16 Jul 2010
Almost exactly 4 years after a little known Connecticut based hedge fund manager took on the SEC in Federal court and won his challenge to have the SEC's ill conceived Hedge Fund Registration rule struck down, the rule is back, this time with the full weight of US law behind it. Yesterday Congress finally passed the Private Fund Investment Advisers Registration Act of 2010 which, inter alia, will require many UK and other non-US hedge funds to register with the SEC.
In brief, the new act will require non-US hedge funds to register with the SEC if they have more than $25m AUM attributable to US clients (or some higher sum as the SEC may decide) or if they have 15 or more US clients, irrespective of the related AUM. However the definition of US client has been amended to include US investors in a hedge fund (i.e. US individuals, corporations, trusts etc) whereas previously fund investors were excluded from the definition of client. This definitional change is likely to impact a very large number of non-US hedge fund managers.

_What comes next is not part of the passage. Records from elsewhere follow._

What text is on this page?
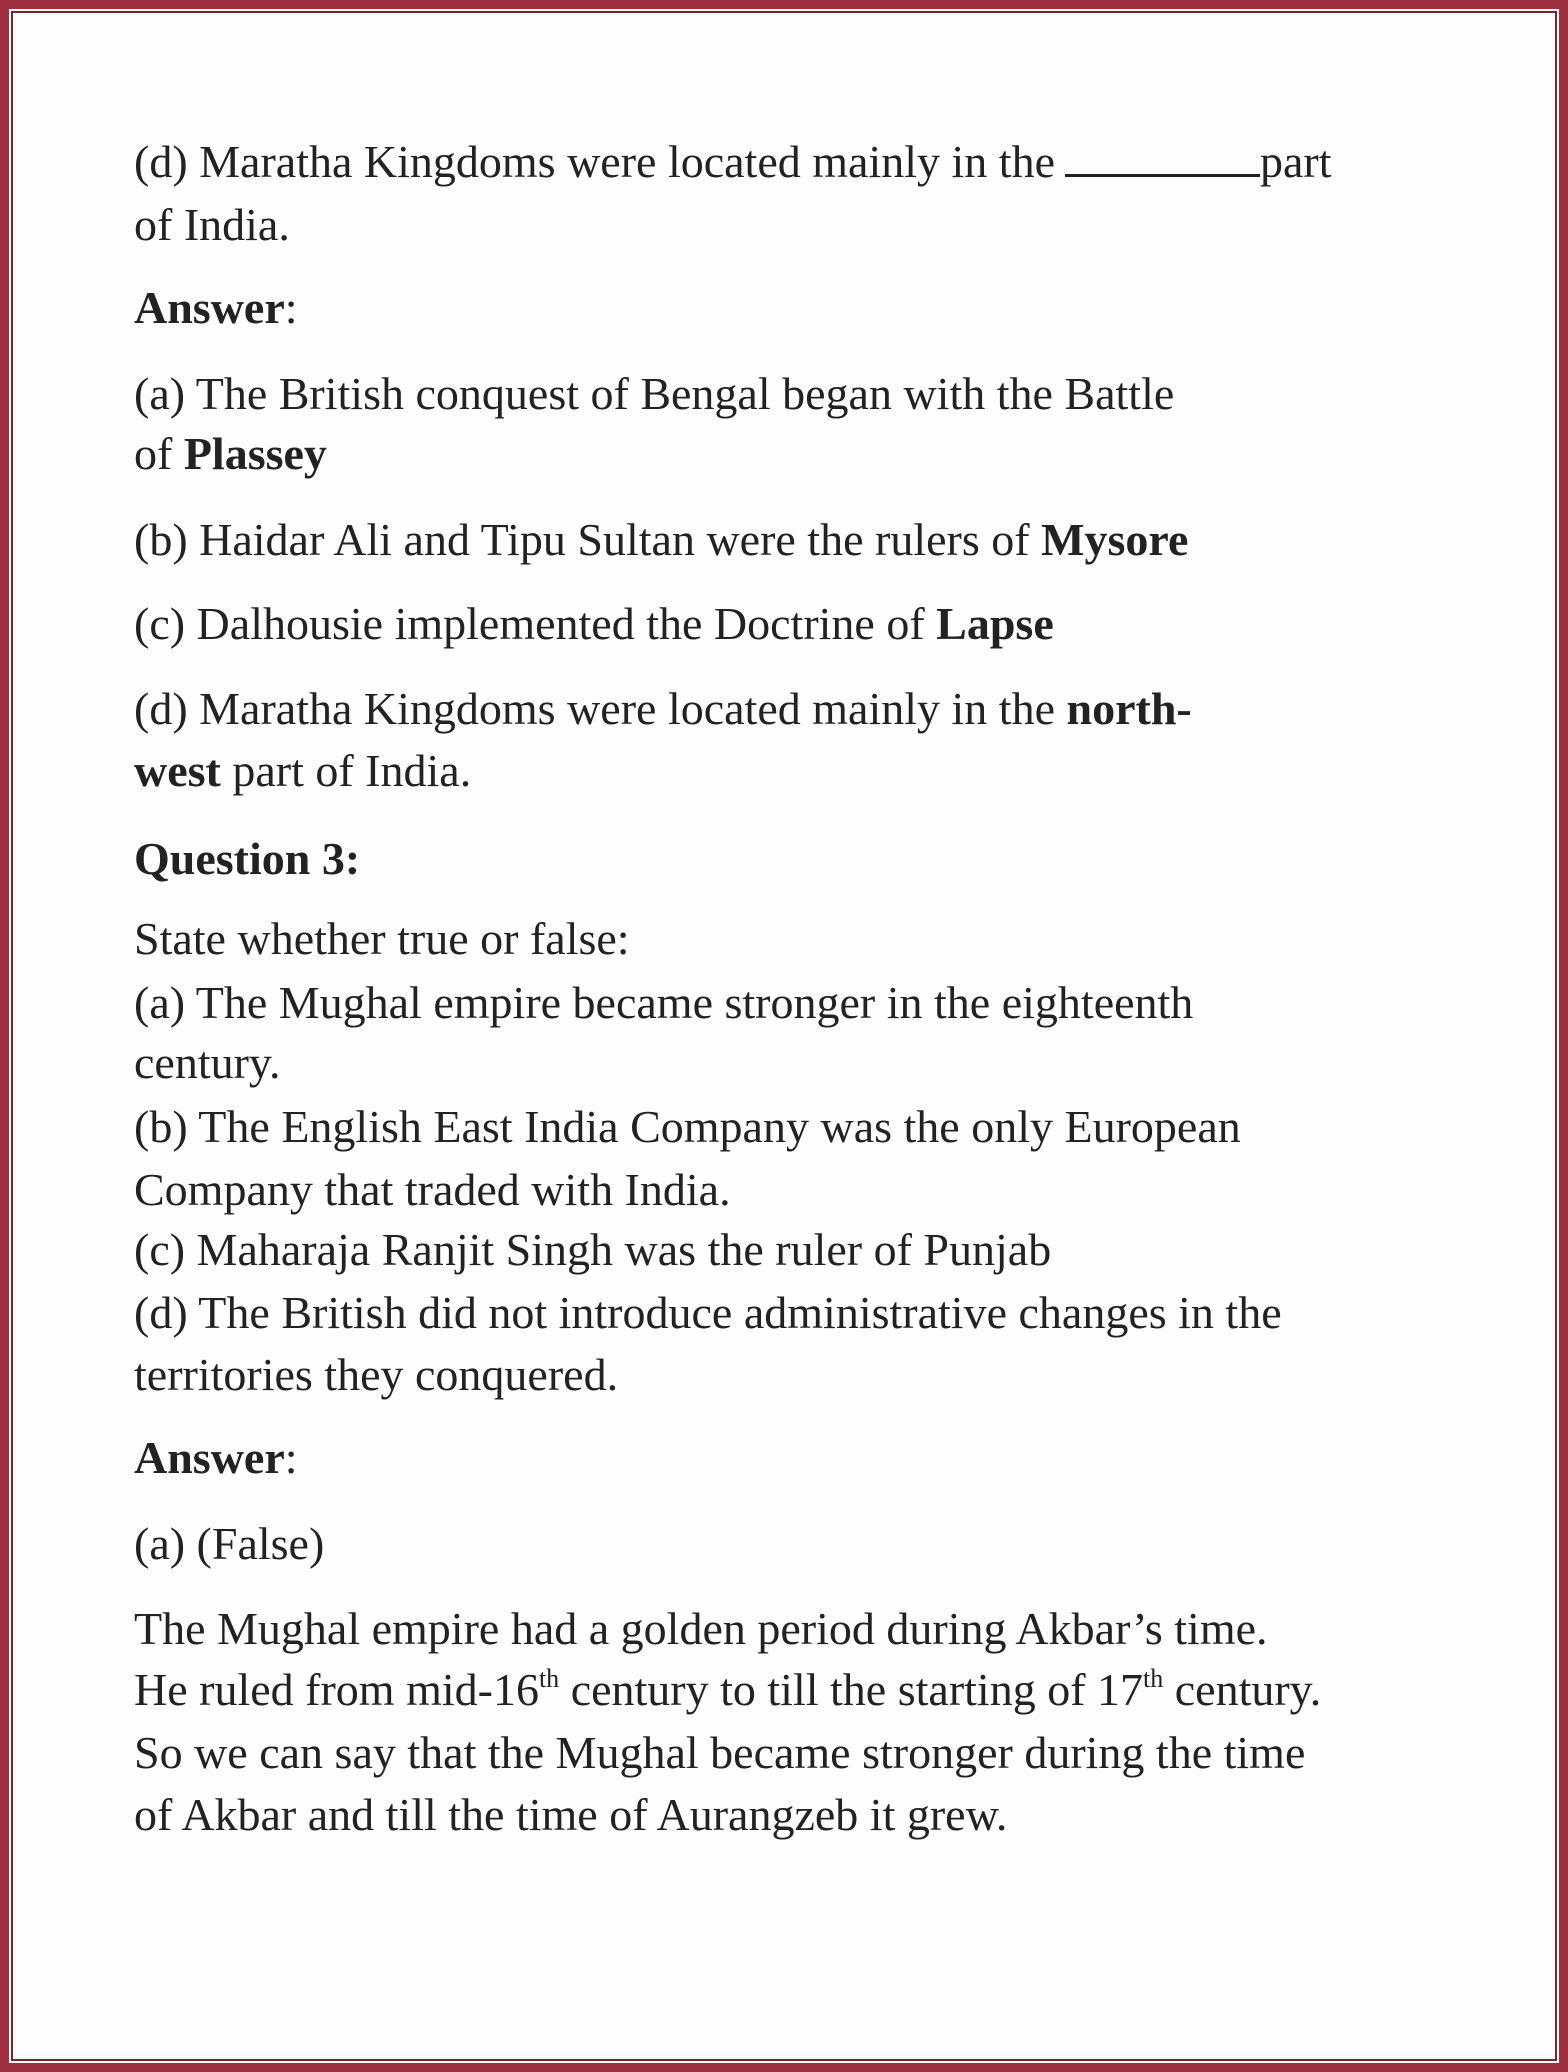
(d) Maratha Kingdoms were located mainly in the	part
of India.
Answer:
(a) The British conquest of Bengal began with the Battle
of Plassey
(b) Haidar Ali and Tipu Sultan were the rulers of Mysore
(c) Dalhousie implemented the Doctrine of Lapse
(d) Maratha Kingdoms were located mainly in the north-
west part of India.
Question 3:
State whether true or false:
(a) The Mughal empire became stronger in the eighteenth
century.
(b) The English East India Company was the only European
Company that traded with India.
(c) Maharaja Ranjit Singh was the ruler of Punjab
(d) The British did not introduce administrative changes in the
territories they conquered.
Answer:
(a) (False)
The Mughal empire had a golden period during Akbar’s time.
He ruled from mid-16th century to till the starting of 17th century.
So we can say that the Mughal became stronger during the time
of Akbar and till the time of Aurangzeb it grew.
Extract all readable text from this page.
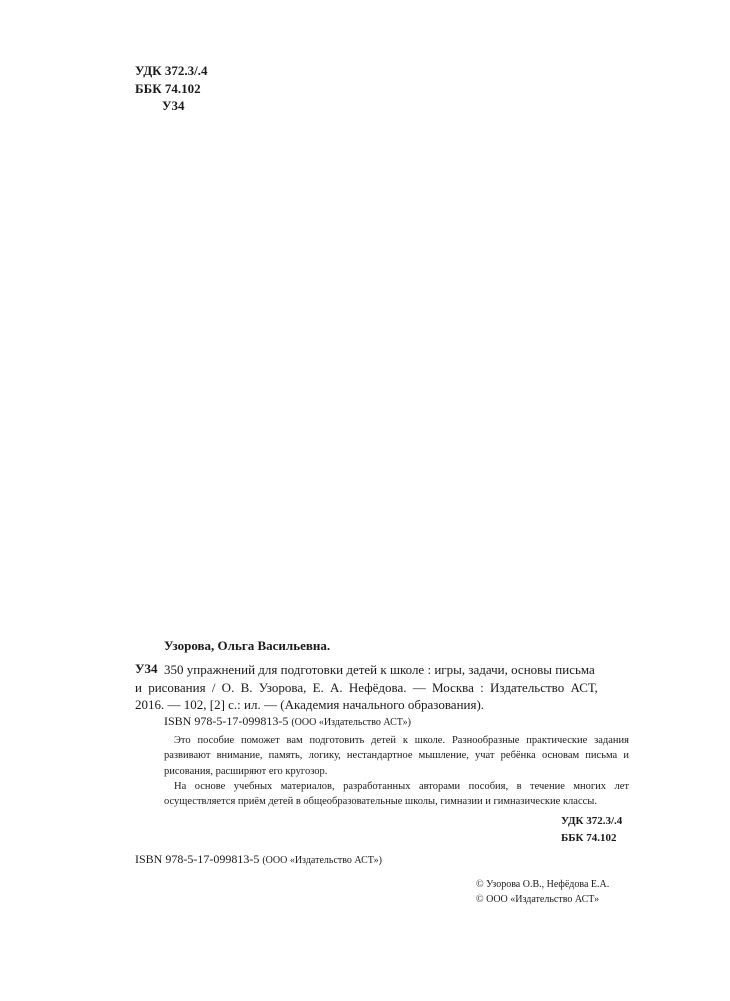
УДК 372.3/.4
ББК 74.102
У34
Узорова, Ольга Васильевна.
У34 350 упражнений для подготовки детей к школе : игры, задачи, основы письма
и рисования / О. В. Узорова, Е. А. Нефёдова. — Москва : Издательство АСТ,
2016. — 102, [2] с.: ил. — (Академия начального образования).
ISBN 978-5-17-099813-5 (ООО «Издательство АСТ»)

Это пособие поможет вам подготовить детей к школе. Разнообразные практические задания развивают внимание, память, логику, нестандартное мышление, учат ребёнка основам письма и рисования, расширяют его кругозор.

На основе учебных материалов, разработанных авторами пособия, в течение многих лет осуществляется приём детей в общеобразовательные школы, гимназии и гимназические классы.

УДК 372.3/.4
ББК 74.102
ISBN 978-5-17-099813-5 (ООО «Издательство АСТ»)
© Узорова О.В., Нефёдова Е.А.
© ООО «Издательство АСТ»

The registration requirement, and related rules and regulations will take effect exactly 12 months from the date of the signing of the new law by President Obama, which is expected to take place at some point next week. Therefore non-US managers caught by the requirements have some time to consider and plan for the implications of the new requirements or, as the case may be, to seek structural or other ways to avoid the requirements.
Scott Wilson, CEO of IMS said today: “Dual FSA and SEC registration for UK asset managers is nothing new and there are currently about 200 dual registered firms in the UK. However, the dual registration system has never worked effectively, is inefficient, highly confusing, is not cost effective and frequently works against the best interests of clients. The two regulatory systems are simply not compatible: UK compliance is all about protecting clients from abuses by managers, unfortunately US compliance is all about protecting managers from abuses by the SEC.”